Diese Mandarinen muss man probieren
Auch wer sich dem Kaufplausch verweigert, sollte sich zumindest von den Mandarinen verführen lassen. Wer die gekostet hat, den macht daheim kein Santiglaus mehr glücklich. Eine weitere lokale Spezialität ist das Arganöl. Man kann den Frauen live beim Pressen dieses exklusiven Saftes zugucken. Einiges spektakulärer sind allerdings die Kletterziegen in den Arganbäumen – ein beliebtes Sujet bei Tagestrips in die Hügel der Region.

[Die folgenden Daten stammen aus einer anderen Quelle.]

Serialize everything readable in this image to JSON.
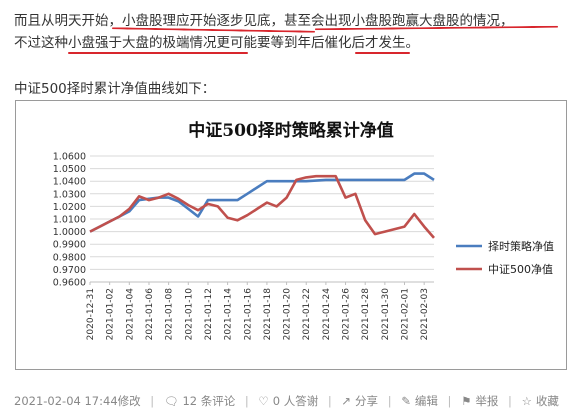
{
  "article": {
    "line1": "而且从明天开始，小盘股理应开始逐步见底，甚至会出现小盘股跑赢大盘股的情况，",
    "line2": "不过这种小盘强于大盘的极端情况更可能要等到年后催化后才发生。",
    "line3": "中证500择时累计净值曲线如下："
  },
  "chart_data": {
    "type": "line",
    "title": "中证500择时策略累计净值",
    "xlabel": "",
    "ylabel": "",
    "ylim": [
      0.96,
      1.06
    ],
    "yticks": [
      "1.0600",
      "1.0500",
      "1.0400",
      "1.0300",
      "1.0200",
      "1.0100",
      "1.0000",
      "0.9900",
      "0.9800",
      "0.9700",
      "0.9600"
    ],
    "x": [
      "2020-12-31",
      "2021-01-01",
      "2021-01-02",
      "2021-01-03",
      "2021-01-04",
      "2021-01-05",
      "2021-01-06",
      "2021-01-07",
      "2021-01-08",
      "2021-01-09",
      "2021-01-10",
      "2021-01-11",
      "2021-01-12",
      "2021-01-13",
      "2021-01-14",
      "2021-01-15",
      "2021-01-16",
      "2021-01-17",
      "2021-01-18",
      "2021-01-19",
      "2021-01-20",
      "2021-01-21",
      "2021-01-22",
      "2021-01-23",
      "2021-01-24",
      "2021-01-25",
      "2021-01-26",
      "2021-01-27",
      "2021-01-28",
      "2021-01-29",
      "2021-01-30",
      "2021-01-31",
      "2021-02-01",
      "2021-02-02",
      "2021-02-03",
      "2021-02-04"
    ],
    "xticks": [
      "2020-12-31",
      "2021-01-02",
      "2021-01-04",
      "2021-01-06",
      "2021-01-08",
      "2021-01-10",
      "2021-01-12",
      "2021-01-14",
      "2021-01-16",
      "2021-01-18",
      "2021-01-20",
      "2021-01-22",
      "2021-01-24",
      "2021-01-26",
      "2021-01-28",
      "2021-01-30",
      "2021-02-01",
      "2021-02-03"
    ],
    "legend_position": "right",
    "series": [
      {
        "name": "择时策略净值",
        "color": "#4a7dbf",
        "values": [
          1.0,
          1.004,
          1.008,
          1.012,
          1.016,
          1.025,
          1.026,
          1.027,
          1.027,
          1.024,
          1.018,
          1.012,
          1.025,
          1.025,
          1.025,
          1.025,
          1.03,
          1.035,
          1.04,
          1.04,
          1.04,
          1.04,
          1.04,
          1.0405,
          1.041,
          1.041,
          1.041,
          1.041,
          1.041,
          1.041,
          1.041,
          1.041,
          1.041,
          1.046,
          1.046,
          1.041
        ]
      },
      {
        "name": "中证500净值",
        "color": "#c0504d",
        "values": [
          1.0,
          1.004,
          1.008,
          1.012,
          1.018,
          1.028,
          1.025,
          1.027,
          1.03,
          1.026,
          1.021,
          1.017,
          1.022,
          1.02,
          1.011,
          1.009,
          1.013,
          1.018,
          1.023,
          1.02,
          1.027,
          1.041,
          1.043,
          1.044,
          1.044,
          1.044,
          1.027,
          1.03,
          1.009,
          0.998,
          1.0,
          1.002,
          1.004,
          1.014,
          1.004,
          0.995
        ]
      }
    ]
  },
  "footer": {
    "timestamp": "2021-02-04 17:44修改",
    "comments": "12 条评论",
    "answers": "0 人答谢",
    "share": "分享",
    "edit": "编辑",
    "report": "举报",
    "favorite": "收藏"
  },
  "colors": {
    "accent_underline": "#d8262d"
  }
}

Im Hafen von Essaouira kitzelt Fischduft die Nasen. Die Fischer bieten ihre Ware gleich neben den Booten feil, darunter auch komische Kreaturen. Den appetitlichen Tagesfang gibts in den Bretterboxen entlang des grossen Platzes zwischen Hafen und Medina direkt ab Grill.
Zum Dessert kann man sich einen frisch gepressten Fruchtsaft von einem der Stände gönnen. Den Sonnenuntergang geniesst man am besten auf der Terrasse des anliegenden Restaurants Taros mit Bier und Blick auf Platzgewusel und Hafen. Zum Essen taucht man allerdings besser wieder ins Labyrinth der Medina ein. Ein lauschiges Plätzchen für währschafte einheimische Tajines findet sich beim Boutouil. Viel Spass bei der Suche.
- Fliegen: Mogador hat einen kleinen Flughafen. Ab Basel fliegt man aber am günstigsten mit EasyJet nach Marrakesch. Vom Flughafen dort mit Taxi (ca. 70 Euro, 2,5 Stunden) oder Bus (Taxi bis Busbahnhof und Bus, ca. 15 Euro, 4 Stunden).
- Schlafen: Es hat ein paar schmucke Airbnb-Angebote mit Blick auf Meer und Altstadt. Ansonsten lässt man sich am besten in einem der überaus gastfreundlichen Riads in der Medina verwöhnen, etwa dem www.riadchbanate.com.
- Käffelen: Für Frühstück, Saft und Snacks in der Medina ist der Marché aux Grains ein schöner Platz, Katzen streicheln inklusive.